Latency is a cost line, not a footnote
One layer deserves a closer look because it is so often dismissed: latency. A model that is accurate but slow imposes a real cost, because in many workflows people will not wait. They route around the tool, which destroys adoption, which collapses the value. Or the latency forces an architecture change, like pre-computing or caching, which adds engineering cost. Or the latency degrades the customer experience in a customer-facing flow, which has its own cost. Latency is not a technical footnote. It is an adoption-and-architecture cost line, and on a burned buyer's deal you should ask about the workflow's latency tolerance early, because discovering it late is another flavor of the N scar.
The honest CFO conversation wins the budget battle
There is a temptation to believe that the conservative model loses to the optimistic one, that the seller who promises 600,000 dollars in savings beats the seller who carefully shows 89,000 with a downside risk of negative. In a fresh market, maybe. In a market of survivors, the opposite is true. The CFO who was burned by the 600,000 dollar promise is precisely the CFO who will trust the 89,000 dollar analysis, because it carries the texture of reality they have learned to look for. And an 89,000 dollar savings that actually materializes is infinitely better for your renewal and reference than a 600,000 dollar promise that inverts. Honest ROI is not a smaller sale. It is a sale that survives.

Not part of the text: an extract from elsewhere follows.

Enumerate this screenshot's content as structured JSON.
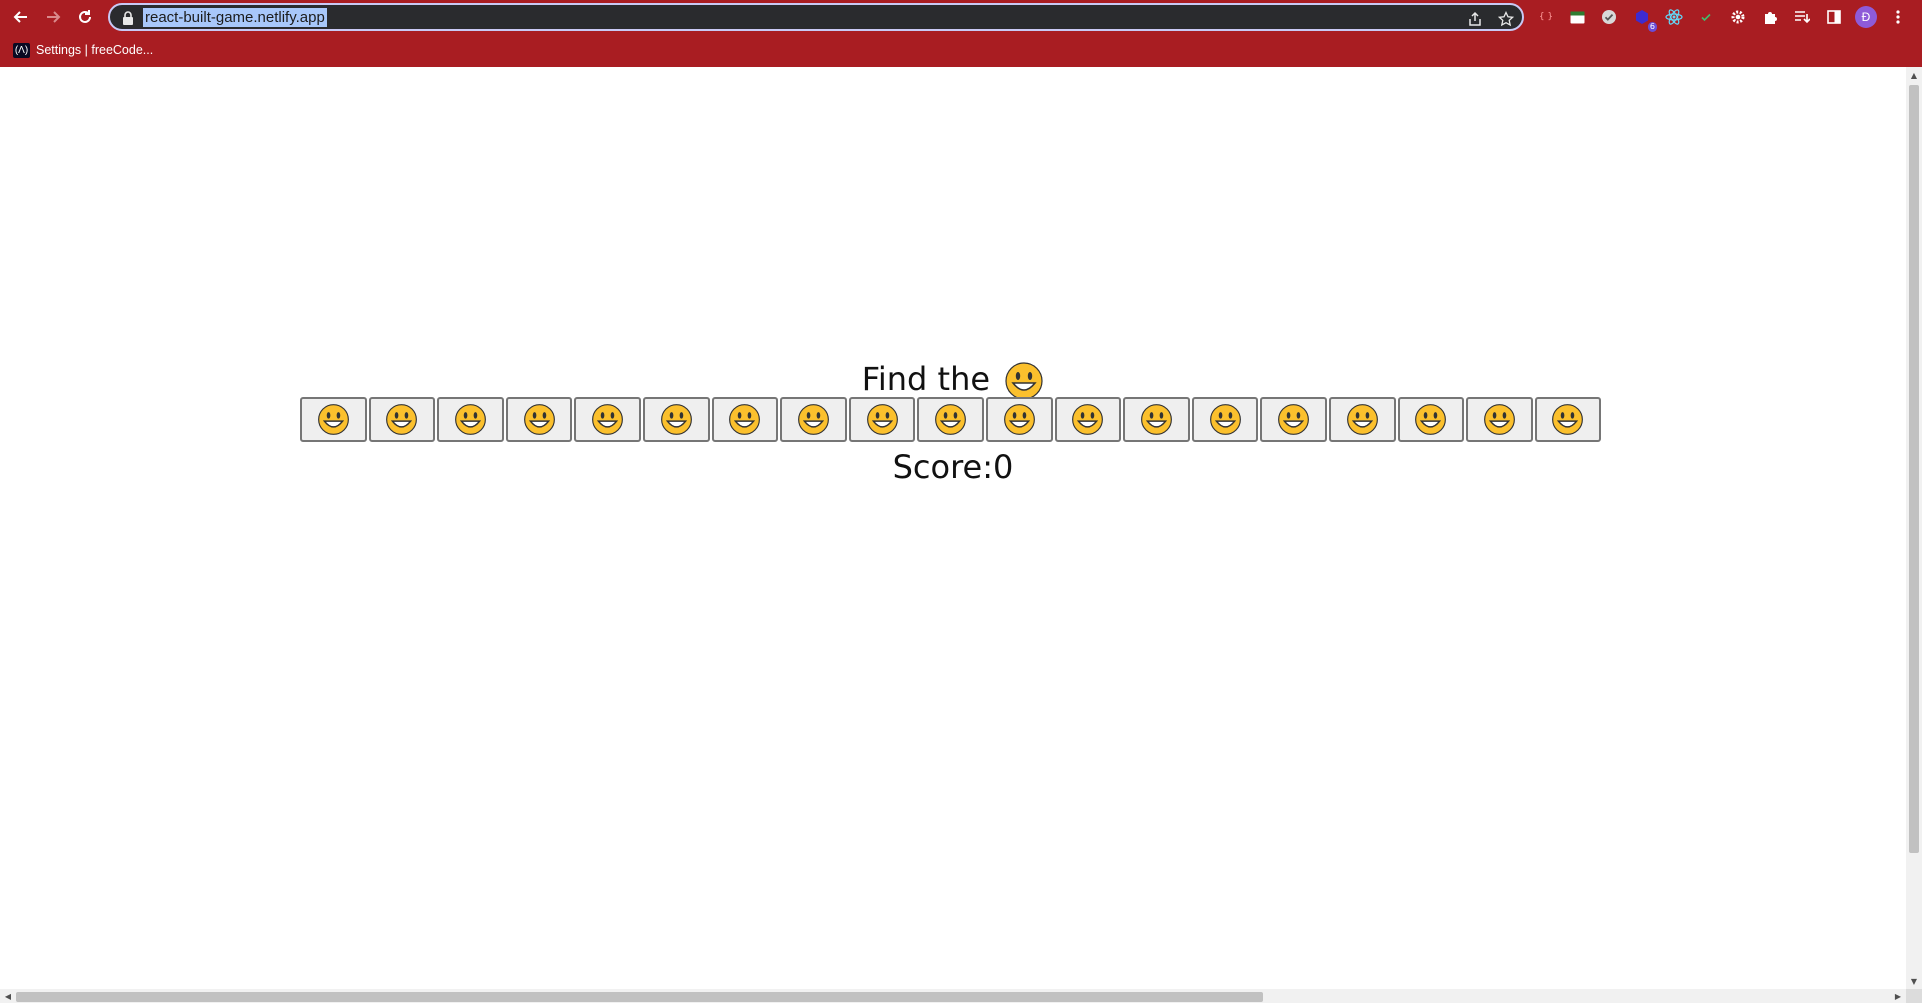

In the next chapter we take the hardest communication problem in the whole motion: how to tell a buyer that the system is probabilistic, that it will sometimes be wrong, without killing the momentum you have built.
Practical Exercise
Build the three-column sensitivity model for your live deal using the worked example as a template. Find the one assumption that, when moved from optimistic to pessimistic, does the most damage to the net savings. That assumption is your pilot metric. Write it into field three of the Honest Pilot Contract before you present any ROI number to finance.
Key Takeaways
- AI ROI is structurally fragile because cost is usage-driven not seat-driven, value is probabilistic not deterministic, and value requires sustained adoption that is never free.
- Draw the full ROI assumption stack, headline value resting on adoption, long-tail accuracy, review time, inference cost, integration, error-case cost, and latency, instead of showing only the top.
- A three-column sensitivity model that includes an unflinching pessimistic case is the most credible artifact you can bring a scarred finance team.
- Tie the most sensitive assumptions to the pilot metric; the pilot exists to convert ROI assumptions into ROI evidence.
- An honest, smaller, survivable number beats an optimistic promise that inverts, because the renewal and the reference depend on savings that actually materialize.